Tolto questo livellamento, la lingua parlata nella Svizzera italiana è una lingua di frontiera (e alludo al titolo di un importante saggio a questo proposito, quello di Sandro Banconi: Lingue di frontiera, Bellinzona 2001), per sua natura permeabile all’influenza delle aree linguistiche limitrofe. Sin dalle prime indagini ottocentesche, specie nelle alte valli del Ticino e nel Grigioni italiano, è stata rilevata la notevole ingerenza della lingua tedesca, che ha influito sui dialetti locali, segnatamente sul piano lessicale: ne sono ottima testimonianza i ricchissimi dialetti leventinesi, nei quali ad esempio si impiega snidar per ‘sarto’ (dal ted. Schneider) o lostig per ‘allegro, gioioso’ (dal ted. Lustig).

Tornando all’italiano, la particolare situazione della Svizzera italiana, che di fatto si inserisce in un assetto nazionale plurilinguistico, con il tedesco, il francese e il romancio, ha fatto sì che si sviluppassero, in ragione delle strutture statali, dell’autonomia della stampa e della politica rispetto all’Italia, un vasto ventaglio di svizzerismi o ticinesismi dell’italiano (ampiamente studiati dall’Osservatorio linguistico della Svizzera italiana), quasi sempre prodotti sul piano lessicale o sintagmatico. Nel Ticino, ad esempio, al supermercato si è soliti parlare di azione (per ‘offerta’, dal francese action), è frequente l’uso del termine natel per ‘cellulare’, dal marchionimo National Auto-telefonnetz; o ancora, è parimenti diffuso, nelle scuole, l’uso del termine nota per ‘voto’ (dal tedesco Note; o dal francese note). Come naturale, su un altro piano si registrano poi anche alcune sottili divergenze semantiche e sintattiche nell’italiano della Svizzera: ad esempio, nel volume che si presenta, Lorenzo Filipponio ha individuato e classificato le variazioni di significato che riguardano l’avverbio ancora, al di qua e al di là del confine.

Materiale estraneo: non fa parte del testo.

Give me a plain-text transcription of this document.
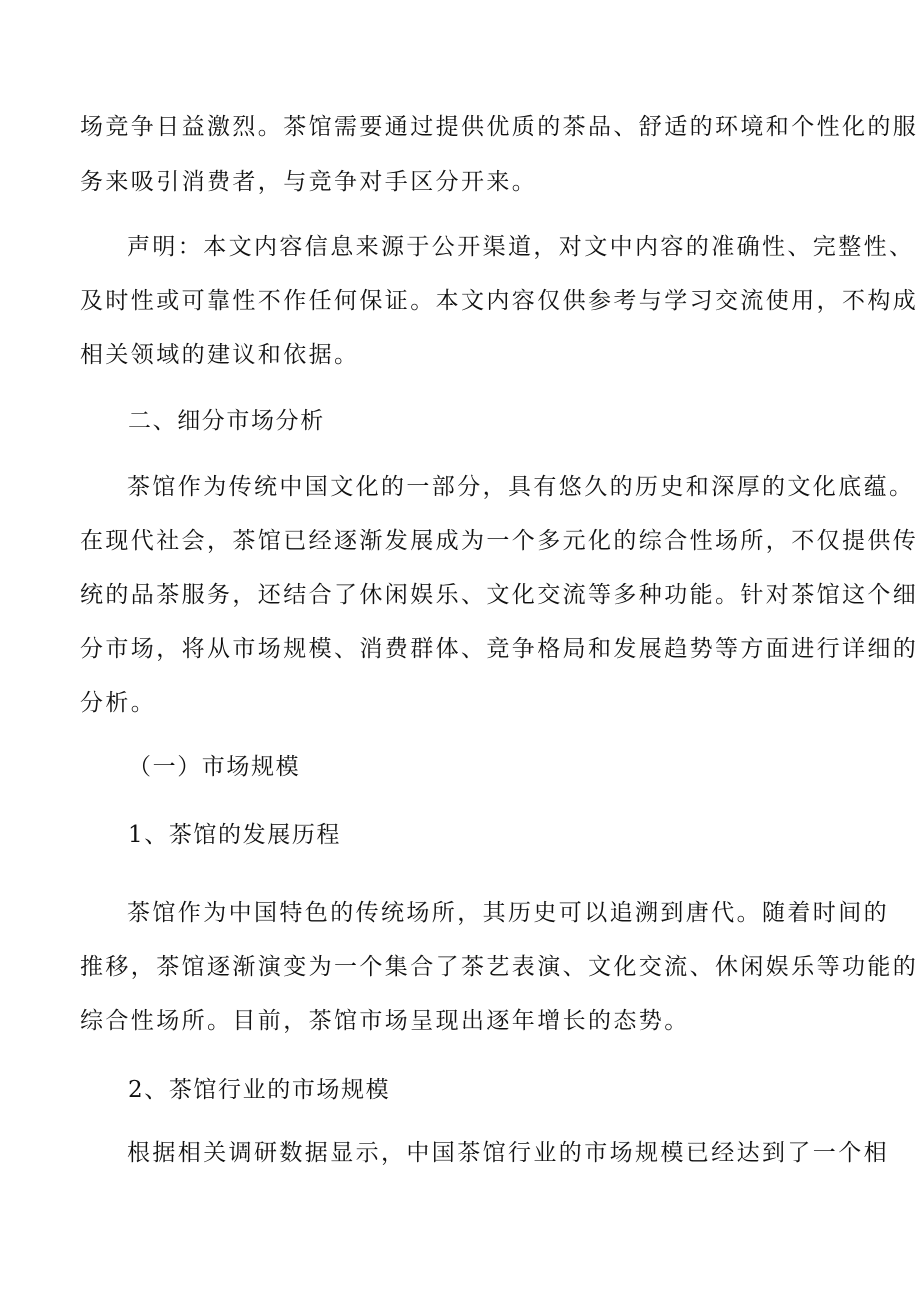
场竞争日益激烈。茶馆需要通过提供优质的茶品、舒适的环境和个性化的服
务来吸引消费者，与竞争对手区分开来。
声明：本文内容信息来源于公开渠道，对文中内容的准确性、完整性、
及时性或可靠性不作任何保证。本文内容仅供参考与学习交流使用，不构成
相关领域的建议和依据。
二、细分市场分析
茶馆作为传统中国文化的一部分，具有悠久的历史和深厚的文化底蕴。
在现代社会，茶馆已经逐渐发展成为一个多元化的综合性场所，不仅提供传
统的品茶服务，还结合了休闲娱乐、文化交流等多种功能。针对茶馆这个细
分市场，将从市场规模、消费群体、竞争格局和发展趋势等方面进行详细的
分析。
（一）市场规模
1、茶馆的发展历程
茶馆作为中国特色的传统场所，其历史可以追溯到唐代。随着时间的
推移，茶馆逐渐演变为一个集合了茶艺表演、文化交流、休闲娱乐等功能的
综合性场所。目前，茶馆市场呈现出逐年增长的态势。
2、茶馆行业的市场规模
根据相关调研数据显示，中国茶馆行业的市场规模已经达到了一个相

Nell’era dei social network, quale evoluzione sta caratterizzando l’area linguistica svizzero-italiana?
L’impulso della comunicazione digitale sulla lingua della Svizzera italiana non credo sia sostanzialmente diverso da quanto si verifica nel resto dell’italofonia. Al più, nel mondo connesso, senza confini, dei social network, le peculiarità linguistiche svizzero-italiane, e segnatamente l’uso del dialetto, possono assumere, come hanno proposto Bruno Moretti e Matteo Casoni nel loro contributo, un valore identitario, di differenziazione. Cioè l’impiego di una varietà linguistica fortemente connotata sul piano geografico può fungere in tale contesto comunicativo, e non solo, come agile spia o riferimento identitario.

Quale futuro per l’italiano nella Confederazione elvetica?
Oggi la Svizzera considera paritariamente l’italiano, il tedesco, il francese e il romancio. La situazione di plurilinguismo egualitario si concretizzò con la Costituzione federale del 1848, che sanciva come paritarie le tre lingue nazionali principali (l’italiano, il tedesco e il francese), cui si è aggiunto il romancio nel 1938. Se da un lato la situazione del plurilinguismo svizzero impone quasi naturalmente una particolare considerazione per il fatto linguistico, e di conseguenza pone i presupposti per la valorizzazione della specificità delle stesse, dall’altro la condizione di netta minoranza demografica dei parlanti italiano nella Confederazione può rendere la situazione concretamente più problematica. Tuttavia, nonostante una convivenza resa talvolta difficile dalle naturali gerarchie linguistiche, relative allo squilibrio numerico dei parlanti, i principali pericoli per l’italiano nella Confederazione sono costituiti dalla diffusione e dal prestigio di lingue non-nazionali, ovvero dallo spagnolo e soprattutto dall’inglese. Quest’ultime, infatti, si sostituiscono sempre più spesso all’italiano nei curricula scolastici degli svizzeri, che dopo la lingua materna e una seconda lingua nazionale cedono sovente alla tentazione dell’inglese e dello spagnolo, sempre più richieste e spendibili nel settore professionale. In conclusione, in Svizzera forse più che altrove, la prospettiva utilitaristica mette in crisi la dimensione più propriamente culturale delle lingue, penalizzando inevitabilmente l’italiano.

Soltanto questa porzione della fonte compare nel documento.